Over at Slate, Mickey Kaus dings the LAT's Mark Z. Baraback over some political analysis, and predicts that Wonkette (and by extension the other Nick Denton-run gossip site, Gawker) could run into libel trouble someday over not caring enough whether those juicy items about people are true. The observation grows out of a Sunday New York Times piece on Wonkette's Ana Maria Cox in which she describes the blog as "a blend of gossip and satire and things I make up." In the piece, Denton also blithely dismisses the threat of libel suits and quips that for his blogs, "immediacy is more important than accuracy, and humor is more important than accuracy." Denton responds to Kaus that the NYT quote was "abbreviated" into inaccuracy by the paper, but Kaus is not wholly moved. (Interestingly, on the same day that Kaus tweaks Wonkette for putting snarky above honesty, he leaps to an insinuation that the NYT kowtowed to an advertiser simply because he couldn't locate a certain story on the paper's website. It was there, of course -- he just didn't know where to look.)
Is that Cox and Denton don't understand the concept of credibility or just don't care?

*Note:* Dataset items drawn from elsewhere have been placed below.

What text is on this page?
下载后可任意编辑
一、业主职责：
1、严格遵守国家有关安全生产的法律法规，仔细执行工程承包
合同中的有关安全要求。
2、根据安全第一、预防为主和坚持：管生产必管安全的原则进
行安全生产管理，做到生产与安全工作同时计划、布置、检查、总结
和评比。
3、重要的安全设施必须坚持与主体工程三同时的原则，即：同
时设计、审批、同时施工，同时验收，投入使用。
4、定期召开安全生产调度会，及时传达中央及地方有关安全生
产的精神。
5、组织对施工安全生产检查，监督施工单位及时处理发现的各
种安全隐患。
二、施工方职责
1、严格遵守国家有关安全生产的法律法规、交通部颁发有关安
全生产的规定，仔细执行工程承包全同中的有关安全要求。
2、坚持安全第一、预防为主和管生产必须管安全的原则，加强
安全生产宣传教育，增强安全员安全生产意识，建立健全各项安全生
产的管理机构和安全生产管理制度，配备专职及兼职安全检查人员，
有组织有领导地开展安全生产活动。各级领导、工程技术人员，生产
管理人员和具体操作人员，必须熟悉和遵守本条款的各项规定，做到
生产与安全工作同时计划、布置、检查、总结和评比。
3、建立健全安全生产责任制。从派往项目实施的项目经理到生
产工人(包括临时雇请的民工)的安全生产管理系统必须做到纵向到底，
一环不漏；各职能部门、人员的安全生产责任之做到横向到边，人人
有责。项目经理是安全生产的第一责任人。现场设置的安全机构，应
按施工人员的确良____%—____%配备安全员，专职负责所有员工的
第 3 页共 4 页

Posted by: Tim McGarry at April 21, 2004 10:14 AMTim -- It's more that they both have a functional sense of humor, and know precisely which journalistic-outrage buttons to push. Denton was a terrific correspondent for the Financial Times in Budapest, London and San Francisco, and once wrote a book about rogue trader Nick Leeson. Cox I'm less familiar with, but she has "credibility" in many circles as a valuable and witty web/magazine writer & editor.
Posted by: Matt Welch at April 21, 2004 12:50 PM

I don't think I'm giving away any trade secrets when I say that Mickey tends to worry about certain things (like getting sued up the wazoo) more than most folks do.